What You Pay For


We're in a recession. A country built on credit wonders why it has trouble keeping enough money in circulation. Suggestions of loans on top of loans and more loans wants me to either give them a lump sum wad of cash or go broke and untouchable with an effed up credit score. People don't live that way. And I can't believe that "the greatest time of my life," college comes back to haunt me because I didn't have enough dinero to supplement the full funding of my education.

What a way to start my Saturday morning. With bad news, due to a bank error, your loan defaulted. It's the worst sort of feeling to have someone ask you in very specific terms for an exorbitant amount of money right then and there. It makes me feel infantile. Like I just want to coddle up in to a ball on the floor and wait for my Mama or someone equally nurturing and powerful to come help me. There is a lump in my throat for trying to speak to "counselors" and "specialists" and "adjusters" who all would like to play games with my life. And everyone just tells me it should be simple. Just go find a job where you make tons of cash in short amounts of time while not supporting your day-to-living in the mean time. Then you can get back to the basics. It's enough to make me want to sell drugs. Or flee the country. Or kill myself. Well.......maybe not kill myself, but it's definitely tough.
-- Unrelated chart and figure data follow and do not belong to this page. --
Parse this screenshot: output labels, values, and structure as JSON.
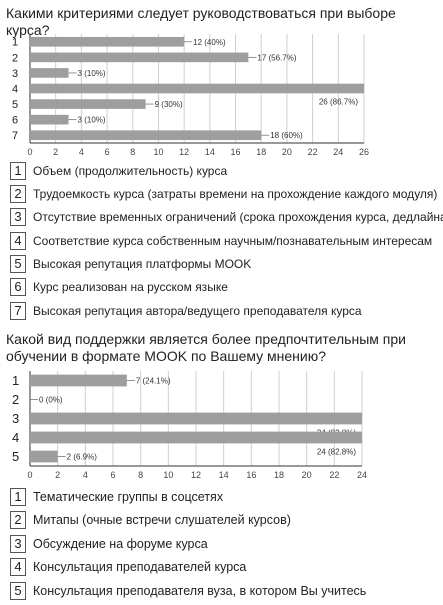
{
  "questions": [
    {
      "title": "Какими критериями следует руководствоваться при выборе курса?",
      "legend": [
        {
          "num": "1",
          "text": "Объем (продолжительность) курса"
        },
        {
          "num": "2",
          "text": "Трудоемкость курса (затраты времени на прохождение каждого модуля)"
        },
        {
          "num": "3",
          "text": "Отсутствие временных ограничений (срока прохождения курса, дедлайна)"
        },
        {
          "num": "4",
          "text": "Соответствие курса собственным научным/познавательным интересам"
        },
        {
          "num": "5",
          "text": "Высокая репутация платформы MOOK"
        },
        {
          "num": "6",
          "text": "Курс реализован на русском языке"
        },
        {
          "num": "7",
          "text": "Высокая репутация автора/ведущего преподавателя курса"
        }
      ]
    },
    {
      "title": "Какой вид поддержки является более предпочтительным при обучении в формате MOOK по Вашему мнению?",
      "legend": [
        {
          "num": "1",
          "text": "Тематические группы в соцсетях"
        },
        {
          "num": "2",
          "text": "Митапы (очные встречи слушателей курсов)"
        },
        {
          "num": "3",
          "text": "Обсуждение на форуме курса"
        },
        {
          "num": "4",
          "text": "Консультация преподавателей курса"
        },
        {
          "num": "5",
          "text": "Консультация преподавателя вуза, в котором Вы учитесь"
        }
      ]
    }
  ],
  "chart_data": [
    {
      "type": "bar",
      "orientation": "horizontal",
      "title": "Какими критериями следует руководствоваться при выборе курса?",
      "categories": [
        "1",
        "2",
        "3",
        "4",
        "5",
        "6",
        "7"
      ],
      "values": [
        12,
        17,
        3,
        26,
        9,
        3,
        18
      ],
      "data_labels": [
        "12 (40%)",
        "17 (56.7%)",
        "3 (10%)",
        "26 (86.7%)",
        "9 (30%)",
        "3 (10%)",
        "18 (60%)"
      ],
      "xticks": [
        "0",
        "2",
        "4",
        "6",
        "8",
        "10",
        "12",
        "14",
        "16",
        "18",
        "20",
        "22",
        "24",
        "26"
      ],
      "xlim": [
        0,
        26
      ],
      "grid": true,
      "bar_color": "#9e9e9e"
    },
    {
      "type": "bar",
      "orientation": "horizontal",
      "title": "Какой вид поддержки является более предпочтительным при обучении в формате MOOK по Вашему мнению?",
      "categories": [
        "1",
        "2",
        "3",
        "4",
        "5"
      ],
      "values": [
        7,
        0,
        24,
        24,
        2
      ],
      "data_labels": [
        "7 (24.1%)",
        "0 (0%)",
        "24 (82.8%)",
        "24 (82.8%)",
        "2 (6.9%)"
      ],
      "xticks": [
        "0",
        "2",
        "4",
        "6",
        "8",
        "10",
        "12",
        "14",
        "16",
        "18",
        "20",
        "22",
        "24"
      ],
      "xlim": [
        0,
        24
      ],
      "grid": true,
      "bar_color": "#9e9e9e"
    }
  ]
}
Me, a sane, calm, saved, rational thinker want to do something irrational to save my ass because right now a private lender--a bank--is making me feel like the scourge of the earth. I wish you could have heard the way that first woman "handled" me. "Sir, the bottom line is you haven't attempted to make a payment so now the loan amount is due in full. " I wanted to flip a shit. I thought about my teacher salary and how I could flip it. Make it into an insanely large number and then be in the free in clear. I called myself trying to take charge of my life, but there is no manual for all of this.

No one tells you when you're 16 looking at colleges that you had better go with a school that will pay for your entire education. If not 6 months after graduation they're coming for you. Really? You give me 6 months to get my "real life" in order or you will rape and pillage my worldly possessions? Who said this was okay. And if they had told us this was what was on the other side of the stage at graduation we would have told them to kiss the deepest crevices of where our sun doesn't shine. I'm appalled. And tired. And exasperated. But mostly I'm broke. I guess I'll just refinance this bull and pay off the new loan. After that though. I'm building me a shack and living in that until I can rub together enough pennies to expatriate to Africa. At least there there'll be no greedy monopolizing giants dying to get their hands on the puny lemur I killed for today's meal. Then again, I could be wrong about that too.

*Author Note: I have since been approved for a refinance so I'm good. Thanks for you all's concern.